The HBP is led by Professor of Neuroscience Henry Markram of the Swiss Federal Institute of Technology and co-directed by Professors Karlheinz Meier and Richard Frackowiak. Slated to receive one billion dollars from the EU, the HBP is funded under the Future and Emerging Technologies (FET) Flagship Programme, which encourages visionary research with the potential to deliver breakthroughs and major benefits for European society and industry.
Computational models of learning and neuroplasticity
The Computational Neuroscience Laboratory headed by Linne studies the interactions between neurons and other cells in neural networks. The ultimate goal is to develop increasingly accurate but computationally less demanding models of learning processes and neuroplasticity.
“We’re especially interested in finding out how the different cells in the brain communicate and interact with each other and effectively compensate for abnormalities in signal transmission.
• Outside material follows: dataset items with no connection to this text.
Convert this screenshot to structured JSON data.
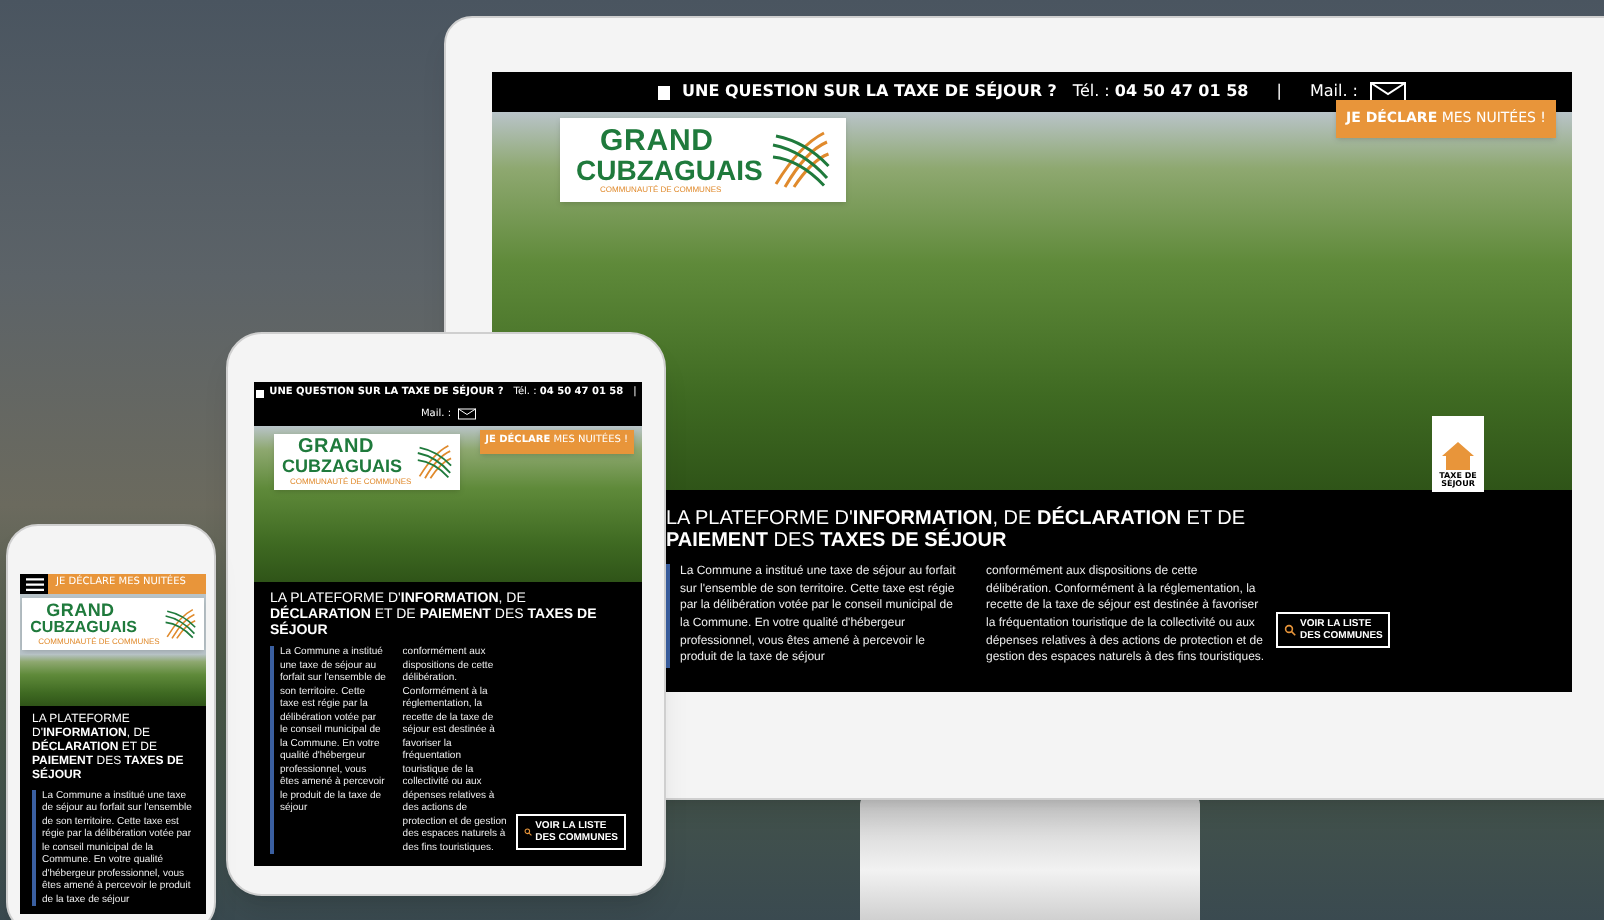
{
  "devices": [
    {
      "kind": "desktop",
      "topbar": {
        "question": "UNE QUESTION SUR LA TAXE DE SÉJOUR ?",
        "tel": "Tél. : **04 50 47 01 58**",
        "separator": "|",
        "mail_label": "Mail. :"
      },
      "declare": "**JE DÉCLARE** MES NUITÉES !",
      "logo": {
        "line1": "GRAND",
        "line2": "CUBZAGUAIS",
        "tagline": "COMMUNAUTÉ DE COMMUNES"
      },
      "tax_badge": "TAXE DE SÉJOUR",
      "headline": "LA PLATEFORME D'**INFORMATION**, DE **DÉCLARATION** ET DE **PAIEMENT** DES **TAXES DE SÉJOUR**",
      "columns": [
        "La Commune  a institué une taxe de séjour au forfait sur l'ensemble de son territoire. Cette taxe est régie par la délibération votée par le conseil municipal de la Commune. En votre qualité d'hébergeur professionnel, vous êtes amené à percevoir le produit de la taxe de séjour",
        "conformément aux dispositions de cette délibération. Conformément à la réglementation, la recette de la taxe de séjour est destinée à favoriser la fréquentation touristique de la collectivité ou aux dépenses relatives à des actions de protection et de gestion des espaces naturels à des fins touristiques."
      ],
      "list_button": [
        "VOIR LA LISTE",
        "DES COMMUNES"
      ]
    },
    {
      "kind": "tablet",
      "topbar": {
        "question": "UNE QUESTION SUR LA TAXE DE SÉJOUR ?",
        "tel": "Tél. : **04 50 47 01 58**",
        "separator": "|",
        "mail_label": "Mail. :"
      },
      "declare": "**JE DÉCLARE** MES NUITÉES !",
      "logo": {
        "line1": "GRAND",
        "line2": "CUBZAGUAIS",
        "tagline": "COMMUNAUTÉ DE COMMUNES"
      },
      "headline": "LA PLATEFORME D'**INFORMATION**, DE **DÉCLARATION** ET DE **PAIEMENT** DES **TAXES DE SÉJOUR**",
      "columns": [
        "La Commune  a institué une taxe de séjour au forfait sur l'ensemble de son territoire. Cette taxe est régie par la délibération votée par le conseil municipal de la Commune. En votre qualité d'hébergeur professionnel, vous êtes amené à percevoir le produit de la taxe de séjour",
        "conformément aux dispositions de cette délibération. Conformément à la réglementation, la recette de la taxe de séjour est destinée à favoriser la fréquentation touristique de la collectivité ou aux dépenses relatives à des actions de protection et de gestion des espaces naturels à des fins touristiques."
      ],
      "list_button": [
        "VOIR LA LISTE",
        "DES COMMUNES"
      ]
    },
    {
      "kind": "phone",
      "declare": "JE DÉCLARE MES NUITÉES",
      "logo": {
        "line1": "GRAND",
        "line2": "CUBZAGUAIS",
        "tagline": "COMMUNAUTÉ DE COMMUNES"
      },
      "headline": "LA PLATEFORME D'**INFORMATION**, DE **DÉCLARATION** ET DE **PAIEMENT** DES **TAXES DE SÉJOUR**",
      "columns": [
        "La Commune  a institué une taxe de séjour au forfait sur l'ensemble de son territoire. Cette taxe est régie par la délibération votée par le conseil municipal de la Commune. En votre qualité d'hébergeur professionnel, vous êtes amené à percevoir le produit de la taxe de séjour"
      ]
    }
  ]
}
We’ve now moved on from the specification phase to modelling the mechanisms.”
The HBP is a large-scale project divided into 13 subprojects. Linne’s group is involved in the subproject titled Theoretical Neuroscience.
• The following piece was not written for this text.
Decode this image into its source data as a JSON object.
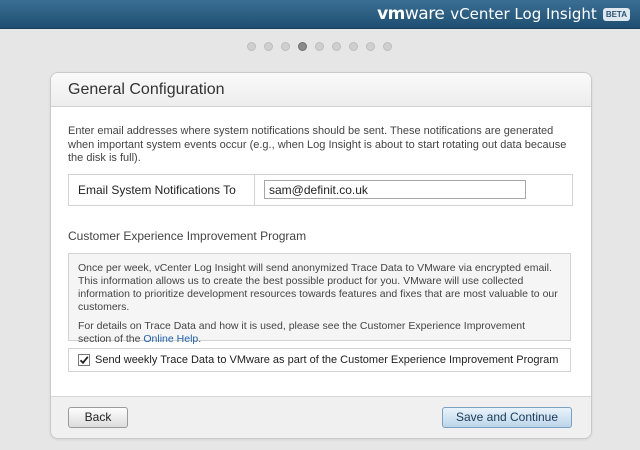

”The main challenge lies in describing the neural mechanisms of information processing at the level of genes, molecules and cells and scaling them up to the level of systems. Theoretical tools and modelling techniques are needed to achieve a comprehensive systems-level understanding of the brain, as the scope of experimental research is inevitably limited to only parts of the brain at a time,” Linne says.
Important milestones ahead
The boundaries between the HBP subprojects cross, and, for example, the four subprojects called the Theoretical Neuroscience, the Brain Simulation Platform, Strategic Mouse Brain Data and Strategic Human Brain Data are all conducted in close collaboration. The resulting simulation models are validated using the informatics tools developed by researchers involved in the Neuroinformatics Platform subproject.
“This is an unprecedented approach to scientific collaboration and allows us to leverage each other’s strengths and benefit from shared expertise. The members of the consortium maintain frequent contact through conference calls and by attending workshops,” Linne describes.
The Human Brain Project is part of the FET Flagship Programme, which is a new initiative launched by the European Commission as part of its Future and Emerging Technologies (FET) initiative. The Flagship Programme has ambitious goals and brings together national and regional funding agencies, industry and partners from outside the EU. The HBP is set to receive one billion euros of funding from the EU.
Both the Flagship Programme and the Human Brain Project have attracted criticism, but Marja-Leena Linne’s first-hand experiences have strengthened her confidence in both.
“Critics have voiced concerns about the feasibility of the HBP and claimed that the goals cannot be met in the next ten years. I believe that significant milestones will be achieved. In particular, the project will vastly improve the resources and tools available to neuroscientists. We’ll be better equipped to tackle the challenges facing neuroscience!”
EITN provides support and expertise
Marja-Leena Linne has been actively involved in setting up the European Institute for Theoretical Neuroscience (EITN), which was established with funding from the HBP. Led by Professor Alain Destexhe, EITN fosters collaboration between European researchers in the broad field of neuroscience.
“Six months in, my professional network has expanded considerably. EITN has made it easier to stay up to date on relevant research and share information.”
Linne is hoping to secure additional funding to promote the effective transfer of new knowledge to the scientific community in Finland.
“Being part of EITN has helped me increase the visibility of TUT, the Computational Neuroscience Laboratory and my research. I’ve received several invitations to speak at EITN’s workshops, and the members of my research group will also be visiting the institute.”